Allyson and Willem sit back and listen to this story.

“I didn’t even know her, but I knew I was supposed to go with her to the hospitals,” Wren is saying.

“I knew something was up as soon as Willem came back,” Lien says.

“Hey, I did, too,” Broodje says.

“No you didn’t,” Henk says.

“I did. I just didn’t believe it was a girl.”

“I knew something was up because he didn’t want to shag Marina,” Max says. She looks at Allyson. “Sorry, but have you seen Marina?

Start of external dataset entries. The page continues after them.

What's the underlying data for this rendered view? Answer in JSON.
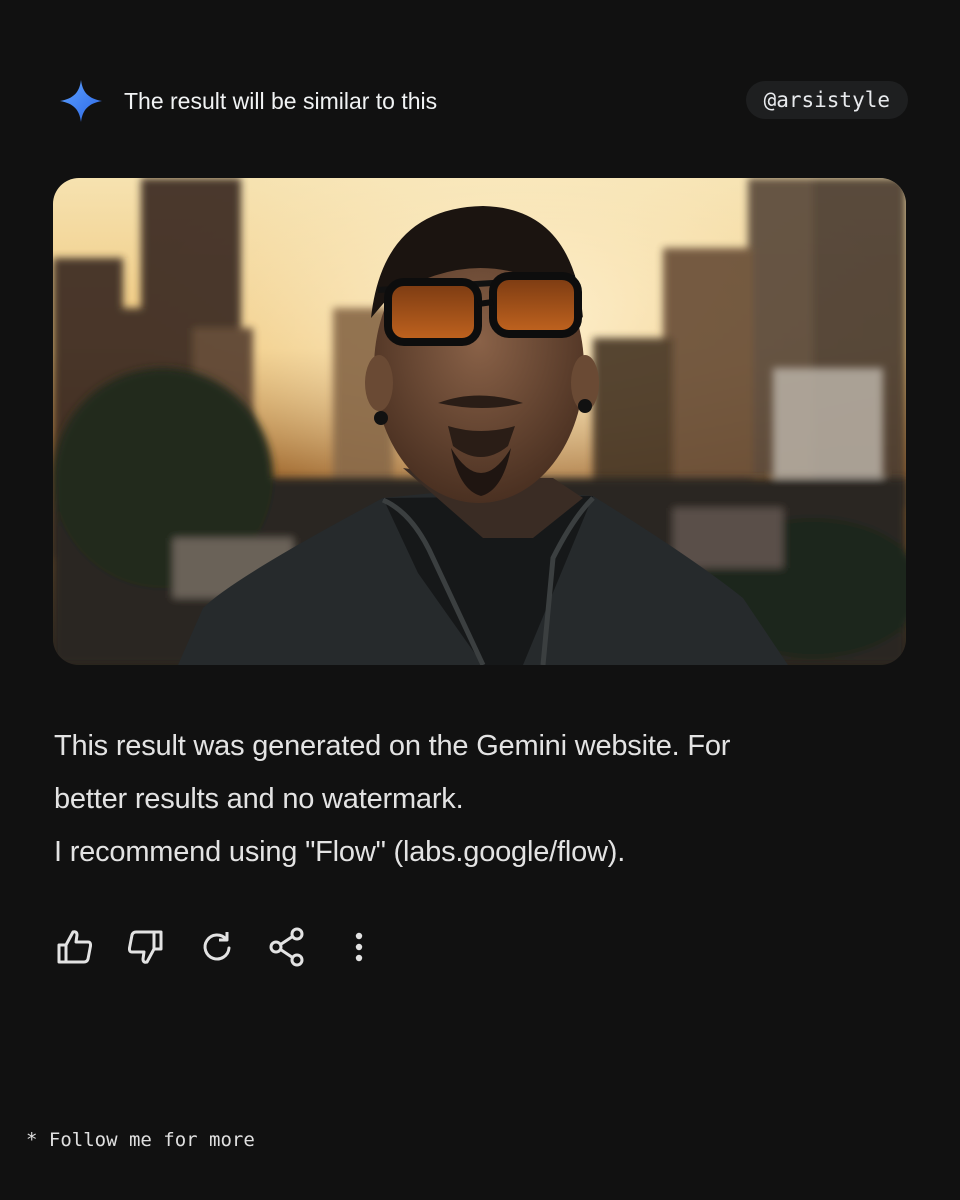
{
  "header": {
    "title": "The result will be similar to this",
    "handle": "@arsistyle",
    "icon": "gemini-sparkle-icon"
  },
  "image": {
    "icon": "generated-portrait-image"
  },
  "message": {
    "line1": "This result was generated on the Gemini website. For",
    "line2": "better results and no watermark.",
    "line3": "I recommend using \"Flow\" (labs.google/flow)."
  },
  "actions": [
    {
      "icon": "thumbs-up-icon"
    },
    {
      "icon": "thumbs-down-icon"
    },
    {
      "icon": "regenerate-icon"
    },
    {
      "icon": "share-icon"
    },
    {
      "icon": "more-vert-icon"
    }
  ],
  "footer": {
    "text": "* Follow me for more"
  },
  "colors": {
    "background": "#111111",
    "sparkle": "#4a8cf7",
    "text": "#e3e3e3",
    "handle_bg": "#1e1f20"
  }
}
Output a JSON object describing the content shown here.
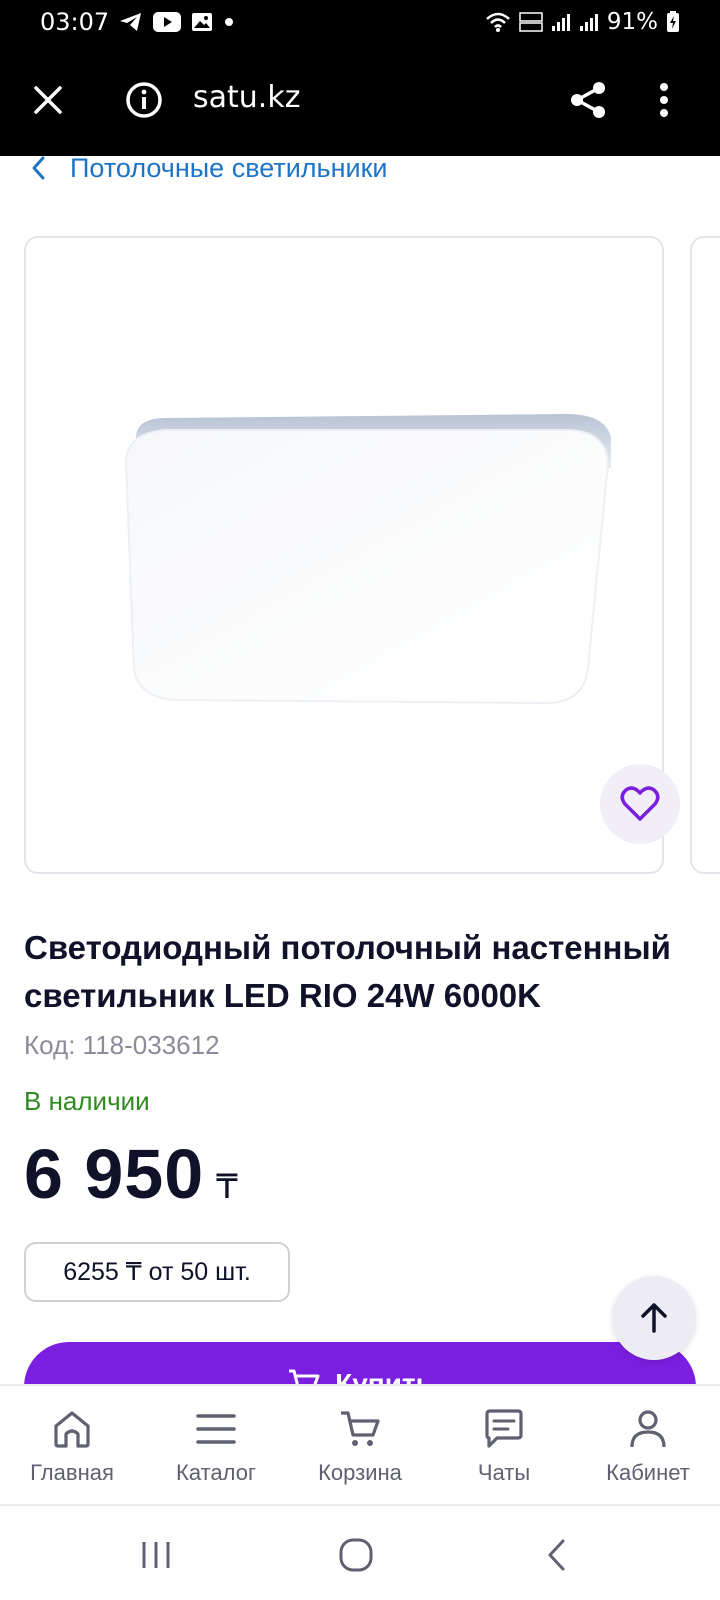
{
  "status_bar": {
    "time": "03:07",
    "battery": "91%"
  },
  "browser": {
    "url": "satu.kz"
  },
  "breadcrumb": {
    "label": "Потолочные светильники"
  },
  "product": {
    "title": "Светодиодный потолочный настенный светильник LED RIO 24W 6000K",
    "code_label": "Код:",
    "code_value": "118-033612",
    "stock": "В наличии",
    "price": "6 950",
    "currency": "₸",
    "wholesale": "6255 ₸ от 50 шт.",
    "buy_label": "Купить"
  },
  "bottom_nav": {
    "items": [
      {
        "label": "Главная"
      },
      {
        "label": "Каталог"
      },
      {
        "label": "Корзина"
      },
      {
        "label": "Чаты"
      },
      {
        "label": "Кабинет"
      }
    ]
  },
  "colors": {
    "accent": "#7a1fe0",
    "link": "#1c74c8",
    "in_stock": "#2e8b1e"
  }
}
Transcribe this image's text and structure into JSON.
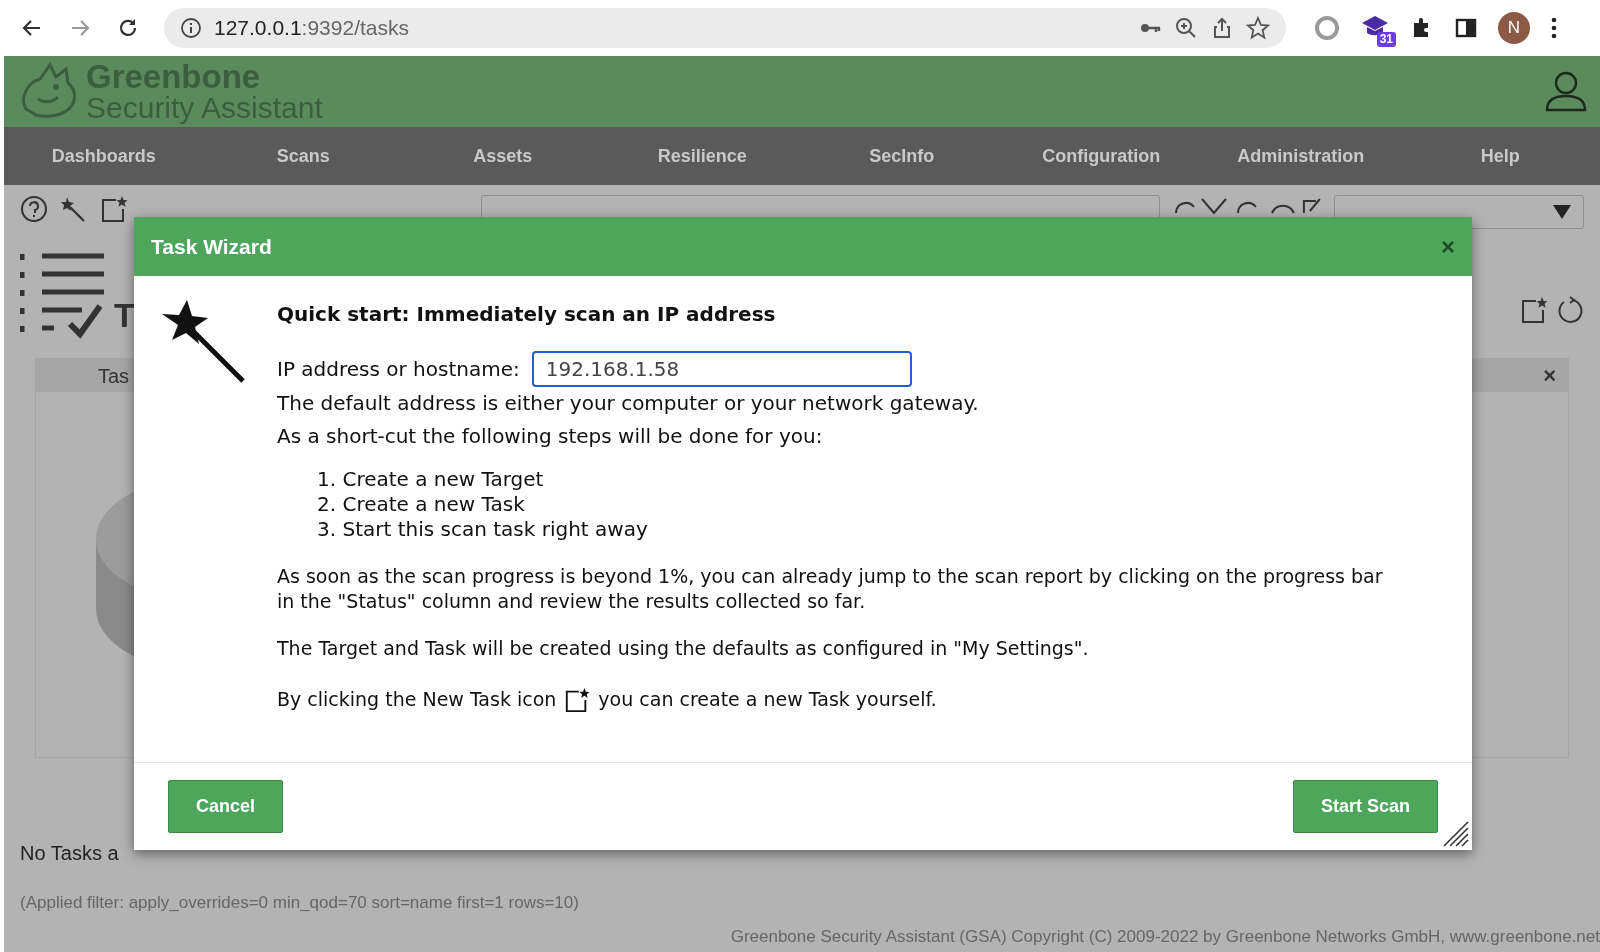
{
  "browser": {
    "url_host": "127.0.0.1",
    "url_path": ":9392/tasks",
    "extension_badge": "31",
    "avatar": "N"
  },
  "header": {
    "title": "Greenbone",
    "subtitle": "Security Assistant"
  },
  "nav": [
    "Dashboards",
    "Scans",
    "Assets",
    "Resilience",
    "SecInfo",
    "Configuration",
    "Administration",
    "Help"
  ],
  "page_title": "T",
  "panel": {
    "header": "Tas",
    "close": "×"
  },
  "empty_text": "No Tasks a",
  "applied_filter": "(Applied filter: apply_overrides=0 min_qod=70 sort=name first=1 rows=10)",
  "footer": "Greenbone Security Assistant (GSA) Copyright (C) 2009-2022 by Greenbone Networks GmbH, www.greenbone.net",
  "dialog": {
    "title": "Task Wizard",
    "close": "×",
    "heading": "Quick start: Immediately scan an IP address",
    "field": {
      "label": "IP address or hostname:",
      "value": "192.168.1.58"
    },
    "intro": [
      "The default address is either your computer or your network gateway.",
      "As a short-cut the following steps will be done for you:"
    ],
    "steps": [
      "1. Create a new Target",
      "2. Create a new Task",
      "3. Start this scan task right away"
    ],
    "notes": [
      "As soon as the scan progress is beyond 1%, you can already jump to the scan report by clicking on the progress bar in the \"Status\" column and review the results collected so far.",
      "The Target and Task will be created using the defaults as configured in \"My Settings\"."
    ],
    "hint_before": "By clicking the New Task icon",
    "hint_after": "you can create a new Task yourself.",
    "buttons": [
      "Cancel",
      "Start Scan"
    ]
  }
}
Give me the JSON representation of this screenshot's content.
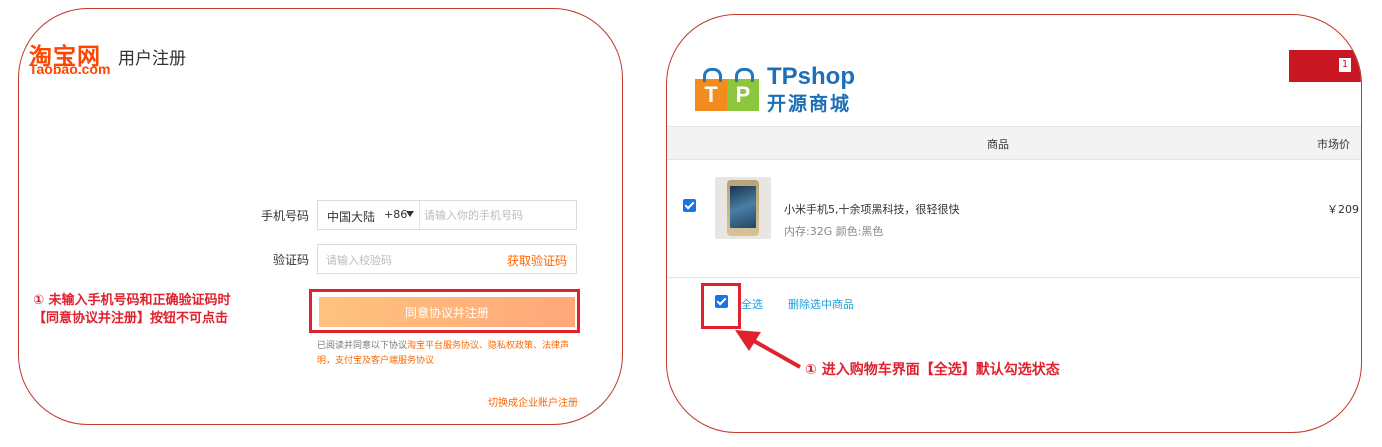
{
  "taobao": {
    "logo_cn": "淘宝网",
    "logo_en": "Taobao.com",
    "title": "用户注册",
    "phone_label": "手机号码",
    "country": "中国大陆",
    "country_code": "+86",
    "phone_placeholder": "请输入你的手机号码",
    "code_label": "验证码",
    "code_placeholder": "请输入校验码",
    "get_code": "获取验证码",
    "agree_button": "同意协议并注册",
    "agree_text_1": "已阅读并同意以下协议",
    "agree_link_1": "淘宝平台服务协议、隐私权政策、法律声明，支付宝及客户端服务协议",
    "switch_link": "切换成企业账户注册",
    "annotation_line1": "① 未输入手机号码和正确验证码时",
    "annotation_line2": "【同意协议并注册】按钮不可点击"
  },
  "tpshop": {
    "logo_letters": [
      "T",
      "P"
    ],
    "logo_name": "TPshop",
    "logo_sub": "开源商城",
    "cart_count": "1",
    "header_product": "商品",
    "header_price": "市场价",
    "product_name": "小米手机5,十余项黑科技，很轻很快",
    "product_attr": "内存:32G 颜色:黑色",
    "price": "￥209",
    "select_all": "全选",
    "delete_selected": "删除选中商品",
    "annotation": "① 进入购物车界面【全选】默认勾选状态"
  },
  "colors": {
    "annotation_red": "#e0212e",
    "taobao_orange": "#ff4400",
    "tpshop_blue": "#1d6fb8",
    "checkbox_blue": "#1a73e8"
  }
}
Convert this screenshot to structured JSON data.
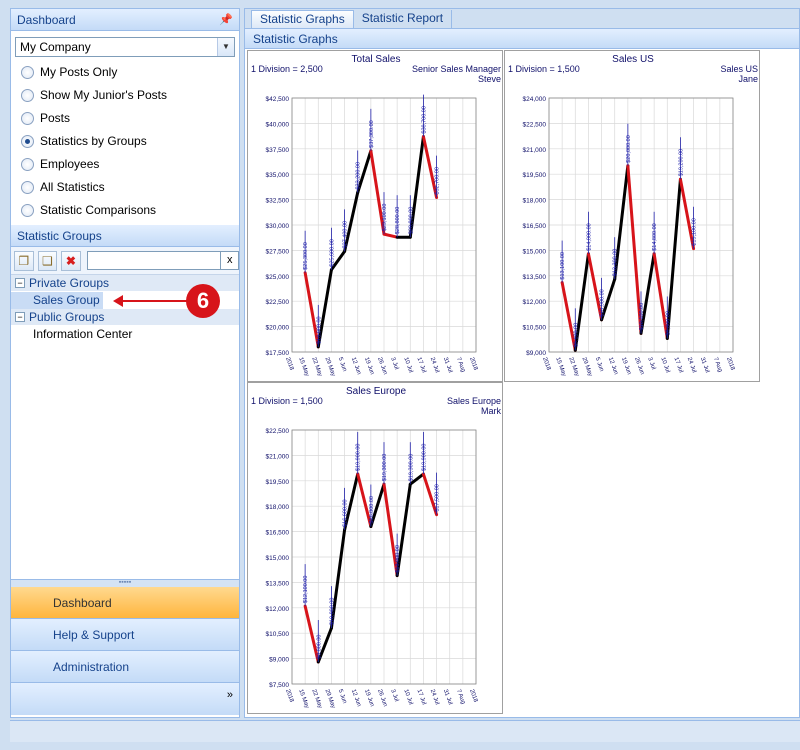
{
  "dashboard": {
    "header": "Dashboard",
    "pin": "\u0000",
    "company": "My Company",
    "options": [
      {
        "label": "My Posts Only",
        "selected": false
      },
      {
        "label": "Show My Junior's Posts",
        "selected": false
      },
      {
        "label": "Posts",
        "selected": false
      },
      {
        "label": "Statistics by Groups",
        "selected": true
      },
      {
        "label": "Employees",
        "selected": false
      },
      {
        "label": "All Statistics",
        "selected": false
      },
      {
        "label": "Statistic Comparisons",
        "selected": false
      }
    ]
  },
  "statistic_groups": {
    "header": "Statistic Groups",
    "clear_label": "x",
    "private_group": "Private Groups",
    "private_items": [
      "Sales Group"
    ],
    "public_group": "Public Groups",
    "public_items": [
      "Information Center"
    ],
    "callout": "6"
  },
  "nav": {
    "items": [
      "Dashboard",
      "Help & Support",
      "Administration"
    ],
    "active": "Dashboard",
    "more": "»"
  },
  "tabs": [
    "Statistic Graphs",
    "Statistic Report"
  ],
  "subheader": "Statistic Graphs",
  "colors": {
    "up": "#000000",
    "down": "#d7141a",
    "label": "#1f1fa8"
  },
  "chart_data": [
    {
      "type": "line",
      "title": "Total Sales",
      "division": "1 Division = 2,500",
      "owner": "Senior Sales Manager",
      "person": "Steve",
      "yticks": [
        "$17,500",
        "$20,000",
        "$22,500",
        "$25,000",
        "$27,500",
        "$30,000",
        "$32,500",
        "$35,000",
        "$37,500",
        "$40,000",
        "$42,500"
      ],
      "ylim": [
        17500,
        42500
      ],
      "xticks": [
        "2018",
        "15 May",
        "22 May",
        "29 May",
        "5 Jun",
        "12 Jun",
        "19 Jun",
        "26 Jun",
        "3 Jul",
        "10 Jul",
        "17 Jul",
        "24 Jul",
        "31 Jul",
        "7 Aug",
        "2018"
      ],
      "x": [
        1,
        2,
        3,
        4,
        5,
        6,
        7,
        8,
        9,
        10,
        11,
        12
      ],
      "values": [
        25300,
        18000,
        25600,
        27400,
        33200,
        37300,
        29100,
        28800,
        28800,
        38700,
        32700
      ],
      "point_labels": [
        "$25,300.00",
        "$18,000.00",
        "$25,600.00",
        "$27,400.00",
        "$33,200.00",
        "$37,300.00",
        "$29,100.00",
        "$28,800.00",
        "$28,800.00",
        "$38,700.00",
        "$32,700.00"
      ]
    },
    {
      "type": "line",
      "title": "Sales US",
      "division": "1 Division = 1,500",
      "owner": "Sales US",
      "person": "Jane",
      "yticks": [
        "$9,000",
        "$10,500",
        "$12,000",
        "$13,500",
        "$15,000",
        "$16,500",
        "$18,000",
        "$19,500",
        "$21,000",
        "$22,500",
        "$24,000"
      ],
      "ylim": [
        9000,
        24000
      ],
      "xticks": [
        "2018",
        "15 May",
        "22 May",
        "29 May",
        "5 Jun",
        "12 Jun",
        "19 Jun",
        "26 Jun",
        "3 Jul",
        "10 Jul",
        "17 Jul",
        "24 Jul",
        "31 Jul",
        "7 Aug",
        "2018"
      ],
      "x": [
        1,
        2,
        3,
        4,
        5,
        6,
        7,
        8,
        9,
        10,
        11,
        12
      ],
      "values": [
        13100,
        9100,
        14800,
        10900,
        13300,
        20000,
        10100,
        14800,
        9800,
        19200,
        15100
      ],
      "point_labels": [
        "$13,100.00",
        "$9,100.00",
        "$14,800.00",
        "$10,900.00",
        "$13,300.00",
        "$20,000.00",
        "$10,100.00",
        "$14,800.00",
        "$9,800.00",
        "$19,200.00",
        "$15,100.00"
      ]
    },
    {
      "type": "line",
      "title": "Sales Europe",
      "division": "1 Division = 1,500",
      "owner": "Sales Europe",
      "person": "Mark",
      "yticks": [
        "$7,500",
        "$9,000",
        "$10,500",
        "$12,000",
        "$13,500",
        "$15,000",
        "$16,500",
        "$18,000",
        "$19,500",
        "$21,000",
        "$22,500"
      ],
      "ylim": [
        7500,
        22500
      ],
      "xticks": [
        "2018",
        "15 May",
        "22 May",
        "29 May",
        "5 Jun",
        "12 Jun",
        "19 Jun",
        "26 Jun",
        "3 Jul",
        "10 Jul",
        "17 Jul",
        "24 Jul",
        "31 Jul",
        "7 Aug",
        "2018"
      ],
      "x": [
        1,
        2,
        3,
        4,
        5,
        6,
        7,
        8,
        9,
        10,
        11,
        12
      ],
      "values": [
        12100,
        8800,
        10800,
        16600,
        19900,
        16800,
        19300,
        13900,
        19300,
        19900,
        17500
      ],
      "point_labels": [
        "$12,100.00",
        "$8,800.00",
        "$10,800.00",
        "$16,600.00",
        "$19,900.00",
        "$16,800.00",
        "$19,300.00",
        "$13,900.00",
        "$19,300.00",
        "$19,900.00",
        "$17,500.00"
      ]
    }
  ]
}
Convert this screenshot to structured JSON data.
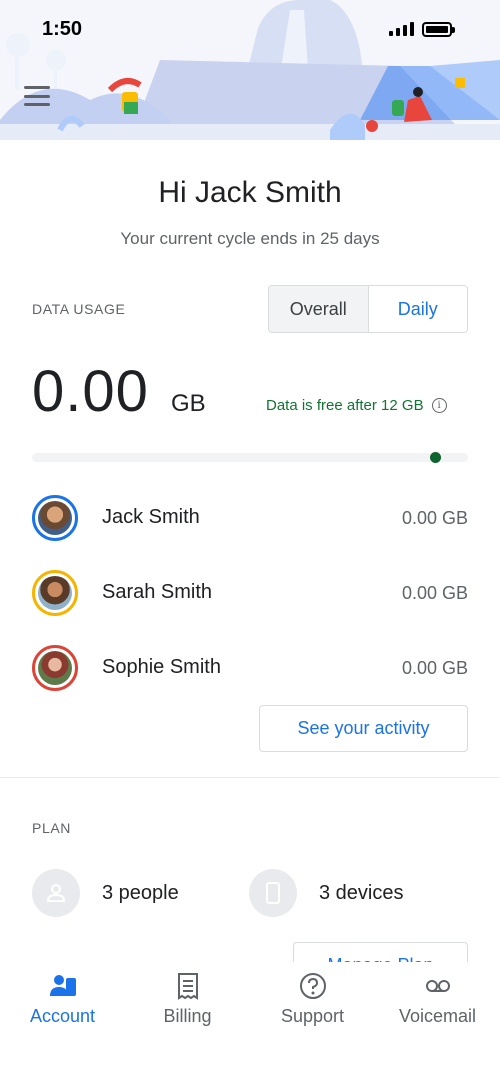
{
  "status": {
    "time": "1:50"
  },
  "greeting": {
    "title": "Hi Jack Smith",
    "cycle": "Your current cycle ends in 25 days"
  },
  "data_usage": {
    "label": "DATA USAGE",
    "toggle": [
      "Overall",
      "Daily"
    ],
    "amount": "0.00",
    "unit": "GB",
    "free_note": "Data is free after 12 GB",
    "progress": 0.0
  },
  "members": [
    {
      "name": "Jack Smith",
      "usage": "0.00 GB",
      "ring": "#1a73e8"
    },
    {
      "name": "Sarah Smith",
      "usage": "0.00 GB",
      "ring": "#f4b400"
    },
    {
      "name": "Sophie Smith",
      "usage": "0.00 GB",
      "ring": "#db4437"
    }
  ],
  "activity_button": "See your activity",
  "plan": {
    "label": "PLAN",
    "people": "3 people",
    "devices": "3 devices",
    "manage_button": "Manage Plan"
  },
  "nav": [
    {
      "label": "Account",
      "icon": "account-icon",
      "active": true
    },
    {
      "label": "Billing",
      "icon": "billing-icon",
      "active": false
    },
    {
      "label": "Support",
      "icon": "support-icon",
      "active": false
    },
    {
      "label": "Voicemail",
      "icon": "voicemail-icon",
      "active": false
    }
  ],
  "colors": {
    "accent": "#1a73e8",
    "green": "#137333"
  }
}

Rosalind?” She shakes her head. “Maybe I’m biased because I’d like to shag her.”

The table laughs.

“You have nothing to worry about,” Kate tells Allyson. “He was a miserable mess in Mexico after he didn’t find you.”

“He was even worse after the food poisoning,” Broodje says.

“You got food poisoning?” Kate asks. Willem nods. “The mystery meat? I knew it!”

“I got really sick right after you dropped me off,” Willem says.

“You should’ve called me,” Kate says.

“I ended up calling my ma, in India, and that’s why I went over, so it was a good thing, the food poisoning.” Sickness leading to healing. The truth and its opposite again.

“At least it paid off in the end, because at the time, that Mexico trip seemed like a disaster,” Broodje says. “At that New Year’s party, you were a mess, Willy.”

“I wasn’t a mess.”

“You were. You had girls coming at you and you didn’t want any of them. And then you lost your shoes.” Broodje looks at the gathering. “There were these giant piles of shoes.”

The hair on the back of Allyson’s neck goes up. “Wait, what?”

“We went to this party on the beach, in Mexico. New Year’s Eve.”

“With the piles of shoes?”

“Yeah,” Broodje says.

“And the Spanish reggae band. Tabula rasa?” Allyson asks.

It’s noisy in the bar but it goes quiet for a second as Allyson and Willem look at each other and once again understand something that they somehow, somewhere already knew.


You were there
,” she says.


You were there
,” he says.

“You were both at the same party,” W says. He shakes his head. “I cannot even begin to calculate those odds.”

She’d been thinking of him. But it had felt like ridiculous wishful thinking. Delusional wishful thinking.